Trinidad continues to be inundated by US and UK media today.

“I feel very sad to know that younger generations will never have the kind of childhood I had,” says Roslyn. “Playing barefoot down by the river, catching wabine [a small fish] in a bottle, and generally enjoying every ounce of life.

“But I think that despite foreign influences, we still have enough of an identity to create a literature that is uniquely ours.”

Lisa, on the other hand, sees nothing wrong with being exposed to foreign influences, as long as there is some local influence as well.

She cites Pulitzer Prize-winning author Junot Diaz, a Dominican-American writer who has used everything from Star Trek to anime to various pop-culture references in his novel ‘The Brief and Wondrous Life of Oscar Wao’.

“His is still a deeply Caribbean novel,” she points out. “So that’s a good argument for lapping up all you can, whatever their origin.”

Future generations

The real problem, Roslyn argues, is that children often do not ‘lap up’ anything at all.

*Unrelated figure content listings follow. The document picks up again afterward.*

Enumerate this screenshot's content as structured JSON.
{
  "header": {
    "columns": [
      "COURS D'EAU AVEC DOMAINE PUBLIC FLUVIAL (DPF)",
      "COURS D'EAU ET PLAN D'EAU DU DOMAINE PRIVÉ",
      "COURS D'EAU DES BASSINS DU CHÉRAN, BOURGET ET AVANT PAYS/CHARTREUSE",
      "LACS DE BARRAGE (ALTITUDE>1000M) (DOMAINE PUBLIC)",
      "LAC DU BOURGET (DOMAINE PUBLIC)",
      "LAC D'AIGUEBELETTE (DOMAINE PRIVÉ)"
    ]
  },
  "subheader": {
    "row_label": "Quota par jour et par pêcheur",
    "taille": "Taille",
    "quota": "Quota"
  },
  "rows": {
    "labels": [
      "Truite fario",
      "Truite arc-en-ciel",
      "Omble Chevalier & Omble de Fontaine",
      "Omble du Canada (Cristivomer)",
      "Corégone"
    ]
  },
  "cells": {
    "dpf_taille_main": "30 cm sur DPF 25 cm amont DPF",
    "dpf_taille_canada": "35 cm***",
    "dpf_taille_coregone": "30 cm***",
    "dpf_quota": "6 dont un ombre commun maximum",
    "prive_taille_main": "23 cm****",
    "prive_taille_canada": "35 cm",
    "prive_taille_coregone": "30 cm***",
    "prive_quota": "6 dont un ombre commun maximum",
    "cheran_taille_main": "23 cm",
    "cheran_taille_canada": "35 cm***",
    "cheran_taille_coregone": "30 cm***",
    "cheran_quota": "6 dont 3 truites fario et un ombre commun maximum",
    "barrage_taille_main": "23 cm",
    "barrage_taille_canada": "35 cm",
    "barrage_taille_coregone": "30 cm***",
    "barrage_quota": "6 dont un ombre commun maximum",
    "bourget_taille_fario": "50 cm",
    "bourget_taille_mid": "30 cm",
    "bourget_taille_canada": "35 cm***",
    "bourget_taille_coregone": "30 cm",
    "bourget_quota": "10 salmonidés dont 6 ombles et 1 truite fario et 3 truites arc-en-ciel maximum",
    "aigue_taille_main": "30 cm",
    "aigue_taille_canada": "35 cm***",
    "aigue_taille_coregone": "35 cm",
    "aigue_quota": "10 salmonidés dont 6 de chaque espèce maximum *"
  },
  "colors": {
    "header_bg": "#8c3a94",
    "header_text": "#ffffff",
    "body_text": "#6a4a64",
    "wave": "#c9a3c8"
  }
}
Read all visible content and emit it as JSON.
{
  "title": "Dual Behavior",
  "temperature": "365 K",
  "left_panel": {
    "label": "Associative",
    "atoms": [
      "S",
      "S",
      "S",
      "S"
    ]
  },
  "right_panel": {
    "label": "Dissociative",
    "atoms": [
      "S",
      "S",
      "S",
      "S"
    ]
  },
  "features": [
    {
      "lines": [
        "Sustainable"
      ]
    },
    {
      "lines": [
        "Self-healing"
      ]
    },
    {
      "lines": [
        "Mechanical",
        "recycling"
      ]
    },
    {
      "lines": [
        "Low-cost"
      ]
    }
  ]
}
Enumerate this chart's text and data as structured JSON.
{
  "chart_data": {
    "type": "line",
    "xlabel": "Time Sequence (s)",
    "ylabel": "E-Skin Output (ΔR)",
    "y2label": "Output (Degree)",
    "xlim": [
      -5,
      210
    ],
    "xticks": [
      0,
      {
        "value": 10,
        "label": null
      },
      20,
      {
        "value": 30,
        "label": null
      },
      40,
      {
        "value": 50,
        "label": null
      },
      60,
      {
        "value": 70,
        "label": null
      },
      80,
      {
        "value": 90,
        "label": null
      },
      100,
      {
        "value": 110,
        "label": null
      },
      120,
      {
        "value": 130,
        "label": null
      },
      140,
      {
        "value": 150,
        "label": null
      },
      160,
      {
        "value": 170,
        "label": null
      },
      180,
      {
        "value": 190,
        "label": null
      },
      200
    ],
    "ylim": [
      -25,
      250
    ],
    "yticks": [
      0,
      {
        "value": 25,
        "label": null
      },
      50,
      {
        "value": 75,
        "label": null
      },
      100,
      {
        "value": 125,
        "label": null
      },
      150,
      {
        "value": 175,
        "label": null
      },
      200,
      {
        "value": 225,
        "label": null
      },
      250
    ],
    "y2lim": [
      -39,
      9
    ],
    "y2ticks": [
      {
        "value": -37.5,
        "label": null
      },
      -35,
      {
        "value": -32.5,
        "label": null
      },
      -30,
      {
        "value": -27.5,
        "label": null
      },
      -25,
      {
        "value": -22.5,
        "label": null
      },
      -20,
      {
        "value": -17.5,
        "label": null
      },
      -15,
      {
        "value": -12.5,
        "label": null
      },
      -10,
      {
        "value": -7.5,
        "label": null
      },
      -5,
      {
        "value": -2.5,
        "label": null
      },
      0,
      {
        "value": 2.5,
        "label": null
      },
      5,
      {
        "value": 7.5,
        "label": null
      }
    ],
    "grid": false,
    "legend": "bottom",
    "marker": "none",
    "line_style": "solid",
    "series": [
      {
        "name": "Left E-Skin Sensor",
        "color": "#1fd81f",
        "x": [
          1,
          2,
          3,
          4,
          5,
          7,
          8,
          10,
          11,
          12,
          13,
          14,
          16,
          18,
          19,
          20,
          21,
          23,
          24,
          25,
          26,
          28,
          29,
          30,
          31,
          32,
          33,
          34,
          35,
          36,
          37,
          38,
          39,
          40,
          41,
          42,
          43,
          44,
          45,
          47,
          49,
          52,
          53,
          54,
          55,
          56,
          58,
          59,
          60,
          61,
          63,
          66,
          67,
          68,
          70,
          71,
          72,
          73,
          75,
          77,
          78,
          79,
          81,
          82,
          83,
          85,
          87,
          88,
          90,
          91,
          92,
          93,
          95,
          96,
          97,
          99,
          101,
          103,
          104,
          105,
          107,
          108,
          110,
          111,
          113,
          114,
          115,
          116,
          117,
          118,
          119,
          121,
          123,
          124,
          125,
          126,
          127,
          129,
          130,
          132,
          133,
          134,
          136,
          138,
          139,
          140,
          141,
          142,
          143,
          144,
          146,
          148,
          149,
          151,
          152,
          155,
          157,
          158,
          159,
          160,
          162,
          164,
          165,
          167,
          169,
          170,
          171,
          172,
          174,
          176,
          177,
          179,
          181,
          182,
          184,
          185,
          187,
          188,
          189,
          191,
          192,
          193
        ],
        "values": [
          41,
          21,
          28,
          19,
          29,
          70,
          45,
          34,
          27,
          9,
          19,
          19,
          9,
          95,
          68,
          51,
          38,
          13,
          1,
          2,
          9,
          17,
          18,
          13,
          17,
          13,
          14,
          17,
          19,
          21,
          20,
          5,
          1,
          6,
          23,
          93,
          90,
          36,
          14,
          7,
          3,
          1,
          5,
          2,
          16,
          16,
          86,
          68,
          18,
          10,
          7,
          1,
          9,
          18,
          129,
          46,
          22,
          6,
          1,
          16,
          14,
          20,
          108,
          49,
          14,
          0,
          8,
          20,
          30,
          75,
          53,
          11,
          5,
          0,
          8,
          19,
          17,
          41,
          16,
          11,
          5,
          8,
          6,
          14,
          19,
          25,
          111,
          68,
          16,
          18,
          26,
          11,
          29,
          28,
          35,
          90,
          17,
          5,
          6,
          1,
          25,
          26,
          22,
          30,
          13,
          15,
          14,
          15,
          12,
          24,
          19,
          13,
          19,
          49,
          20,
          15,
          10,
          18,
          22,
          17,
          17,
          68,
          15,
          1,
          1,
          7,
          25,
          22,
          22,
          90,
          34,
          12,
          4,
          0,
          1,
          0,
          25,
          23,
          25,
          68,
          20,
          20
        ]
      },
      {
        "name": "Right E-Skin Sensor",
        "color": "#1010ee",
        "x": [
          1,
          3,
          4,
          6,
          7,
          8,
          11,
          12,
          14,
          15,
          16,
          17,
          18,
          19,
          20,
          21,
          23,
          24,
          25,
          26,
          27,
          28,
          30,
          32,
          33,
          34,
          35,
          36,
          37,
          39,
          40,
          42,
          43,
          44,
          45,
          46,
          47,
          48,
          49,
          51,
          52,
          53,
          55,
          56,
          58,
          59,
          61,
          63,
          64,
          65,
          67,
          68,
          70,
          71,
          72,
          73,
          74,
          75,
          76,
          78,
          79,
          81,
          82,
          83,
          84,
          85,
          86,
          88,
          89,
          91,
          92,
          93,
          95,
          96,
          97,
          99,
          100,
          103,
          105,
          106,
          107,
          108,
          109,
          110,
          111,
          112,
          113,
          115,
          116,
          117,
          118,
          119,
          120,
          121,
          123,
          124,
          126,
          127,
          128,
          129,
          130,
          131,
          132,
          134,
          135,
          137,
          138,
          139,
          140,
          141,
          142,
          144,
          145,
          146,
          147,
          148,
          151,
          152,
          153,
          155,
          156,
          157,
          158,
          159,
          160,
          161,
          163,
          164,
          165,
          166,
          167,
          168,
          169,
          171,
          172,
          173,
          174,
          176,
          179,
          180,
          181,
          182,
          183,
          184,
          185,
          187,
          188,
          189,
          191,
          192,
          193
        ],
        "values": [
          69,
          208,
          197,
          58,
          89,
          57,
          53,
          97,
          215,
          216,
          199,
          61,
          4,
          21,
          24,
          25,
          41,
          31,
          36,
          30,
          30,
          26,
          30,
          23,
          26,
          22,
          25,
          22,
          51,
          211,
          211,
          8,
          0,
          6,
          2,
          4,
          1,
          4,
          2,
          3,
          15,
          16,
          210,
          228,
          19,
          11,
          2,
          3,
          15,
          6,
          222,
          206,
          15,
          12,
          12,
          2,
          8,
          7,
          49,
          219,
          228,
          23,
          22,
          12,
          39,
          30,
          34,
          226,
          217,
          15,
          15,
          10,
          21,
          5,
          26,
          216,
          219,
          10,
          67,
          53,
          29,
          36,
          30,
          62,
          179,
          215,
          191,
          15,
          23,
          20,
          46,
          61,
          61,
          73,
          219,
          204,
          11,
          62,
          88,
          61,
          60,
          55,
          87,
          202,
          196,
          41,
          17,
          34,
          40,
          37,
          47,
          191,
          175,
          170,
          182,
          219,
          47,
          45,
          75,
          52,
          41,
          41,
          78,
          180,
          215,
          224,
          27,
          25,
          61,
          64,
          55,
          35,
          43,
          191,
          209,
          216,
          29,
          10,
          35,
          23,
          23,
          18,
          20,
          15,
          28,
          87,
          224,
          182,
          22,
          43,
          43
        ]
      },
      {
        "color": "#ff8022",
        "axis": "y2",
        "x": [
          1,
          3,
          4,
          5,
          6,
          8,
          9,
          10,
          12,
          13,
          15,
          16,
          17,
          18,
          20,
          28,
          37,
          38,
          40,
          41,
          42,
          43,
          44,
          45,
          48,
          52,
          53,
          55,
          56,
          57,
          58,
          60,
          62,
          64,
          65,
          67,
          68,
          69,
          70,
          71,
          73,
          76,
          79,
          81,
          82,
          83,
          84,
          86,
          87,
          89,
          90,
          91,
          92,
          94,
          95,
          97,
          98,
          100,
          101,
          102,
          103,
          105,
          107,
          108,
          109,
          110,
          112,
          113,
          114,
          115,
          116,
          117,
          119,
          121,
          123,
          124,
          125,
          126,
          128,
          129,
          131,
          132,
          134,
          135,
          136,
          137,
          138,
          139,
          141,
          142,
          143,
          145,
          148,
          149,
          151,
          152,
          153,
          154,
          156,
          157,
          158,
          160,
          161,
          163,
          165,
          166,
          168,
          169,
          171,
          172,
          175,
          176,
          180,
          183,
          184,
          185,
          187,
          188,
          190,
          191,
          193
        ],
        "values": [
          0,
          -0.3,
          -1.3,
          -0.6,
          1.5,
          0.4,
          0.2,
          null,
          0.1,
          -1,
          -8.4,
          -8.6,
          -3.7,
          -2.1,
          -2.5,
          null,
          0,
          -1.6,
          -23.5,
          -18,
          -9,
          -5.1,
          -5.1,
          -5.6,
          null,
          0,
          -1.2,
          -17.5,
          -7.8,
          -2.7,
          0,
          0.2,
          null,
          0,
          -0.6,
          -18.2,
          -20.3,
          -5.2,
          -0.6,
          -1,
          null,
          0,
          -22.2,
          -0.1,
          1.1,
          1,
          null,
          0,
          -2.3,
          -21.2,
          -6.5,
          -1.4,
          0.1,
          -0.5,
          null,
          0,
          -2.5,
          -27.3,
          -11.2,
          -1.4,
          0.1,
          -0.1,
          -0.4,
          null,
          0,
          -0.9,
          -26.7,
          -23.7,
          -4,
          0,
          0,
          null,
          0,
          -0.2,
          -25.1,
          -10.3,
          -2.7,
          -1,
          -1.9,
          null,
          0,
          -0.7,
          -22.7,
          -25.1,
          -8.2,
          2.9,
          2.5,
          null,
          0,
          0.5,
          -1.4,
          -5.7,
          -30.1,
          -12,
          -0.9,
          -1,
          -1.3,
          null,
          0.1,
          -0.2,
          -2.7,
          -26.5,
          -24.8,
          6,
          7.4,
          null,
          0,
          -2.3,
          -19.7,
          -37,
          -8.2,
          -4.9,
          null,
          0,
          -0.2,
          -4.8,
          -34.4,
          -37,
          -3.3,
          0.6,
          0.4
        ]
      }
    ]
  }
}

“In Trinidad, reading is still used by parents as a punishment: ‘come inside, go in a corner, and read a book’,” she says.

“From my experience working at UWI [University of the West Indies], children are leaving secondary schools without a basic understanding of the English language. I’ve marked papers of 18-year-olds who can’t conjugate a verb. It breaks my heart.”

She strongly believes that it is up to the writers themselves to change things.

“We should have writing camps and local forums for people who want to write to discover what it takes,” says Roslyn.

“Those of us who have been successful, we need to get off our high horse and pass it forward. We can’t do like Naipaul and say stupid things like ‘literature is not for children’.”

But, as Lisa points out, most initiatives tend to be one-off or soon fade away.

She herself has recently started an NGO called The Allen Prize for Young Writers, which aims to foster the talents of teenaged writers in fiction, poetry and drama.

At the very least, it is a step in the right direction – nurturing the possibility for achievement and creation in Trinidad and throughout the West Indies.

4 comments

  1. […] amazing Trinidadian writers, Roslyn Carrington and Lisa Allen-Agostini (which I wrote about in an article you can read here), and discovered that I’m not alone in that […]


  2. I think that was a beautifully written article, Sacha. Thanks for taking the time to produce such a thought-provoking piece.


  3. Thank YOU for being kind enough to give me your time and responses!

    I feel terrible now — I meant to send you a copy of this agessss ago. I was waiting till I put the entire magazine I produced for my Master’s on a website, but that’s a project still in the works… I ended up just putting a few articles on WordPress.

    But even my blog has gotten quieter and quieter with time. MUST. WRITE. MUST. WRITE!